Rosie signs off by writing “we r awake.” Here at FBNY, we r confused.
“Bob can read a teleprompter better than he can read a newspaper.”
That was one of the quotes from yet another media event held in honor of Bob Woodruff. Over a breakfast of fresh seasonal fruit, poached egg and banana crepes (organized by Ladies’ Home Journal on the Upper West Side) 20 or so gathered to hear Bob, his doctors and his wife, Lee, speak of his recovery from injuries sustained in Iraq last January, his newfound advocacy for better healthcare for the wounded soldiers when they return home and the importance of family in the recovery process.
Another NYC-centric media debate, courtesy of CNN’s Reliable Sources:
HOWARD KURTZ: Michael Goodwin, you wrote, “Voters will never give the White House to a man who has caused such pain to his children.” Did you feel uncomfortable writing about this and getting into [Rudy] Giuliani‘s private life?
GOODWIN: No. I mean, I think that’s the theory about why this could matter to some people. I don’t personally share that feeling. I do think though that it is fair game for voters to know pretty much everything about a presidential candidate, and particularly in this case. As you cited, Andrew Giuliani is 21. So although I had some qualms about writing about the story, because it is kind of an icky story, I think ultimately the voters do have a right to know this. And I think it’s got to be something that voters everywhere will kind of put in the hopper and weigh it with other things and decide, you know, how to vote.
KURTZ: Adam Nagourney, this was not your story in “The New York Times,” but, you know, kids have problems with parents and stepparents all the time. So, why is this worthy of media scrutiny?

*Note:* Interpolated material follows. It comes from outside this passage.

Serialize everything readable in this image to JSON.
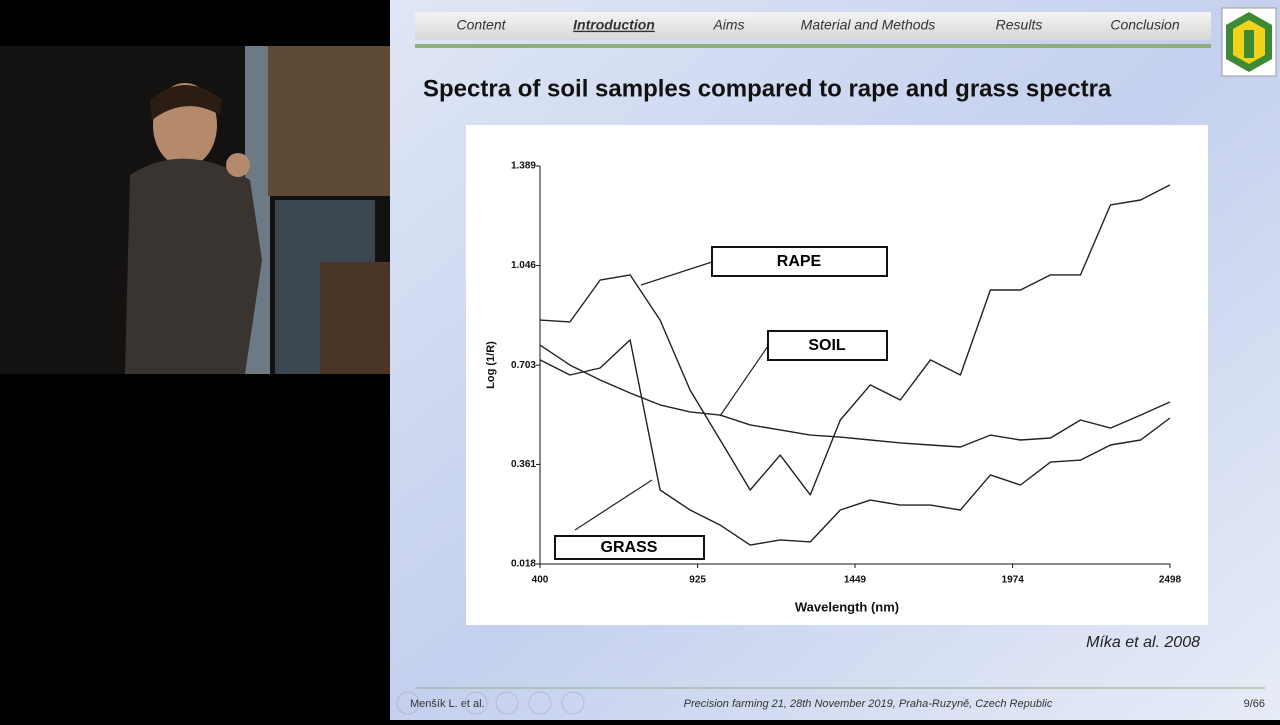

NAGOURNEY: I have to echo Michael on this. I think that when it comes to someone who is running for president, pretty much everything is fair game. I don’t mean invasion of privacy, but I think that for newspapers to do their jobs correctly, you want to tell voters, prospective voters, everything you can about these men or women who want to be president, and that includes details of their family life. You know, again, Andrew is 21, and as far as I know, he spoke to the paper totally voluntarily. I think this is a very appropriate story, and it’s just one of many things that I think voters should know about in trying to assess whether or not they want to vote for Rudy Giuliani to be president.
Via Revolving Door:
Cleo Glyde has been named style director at Marie Claire. She had formerly been with Vogue Australia and most recently was a panelist on the Australian show Beauty and the Beast. (release)
Glyde was also formerly a couture model in the early 1990s for, oh, Yves Saint Laurent, Versace, Karl Lagerfeld, Vivienne Westwood, Dior, GianFranco Ferre, Comme des Garcon, Yohji Yamamoto, Armani and Christian Lacroix, to name a few. She later went on to become one of New York City’s top DJs — New York mag even voted her regular party night “Best of the Year.”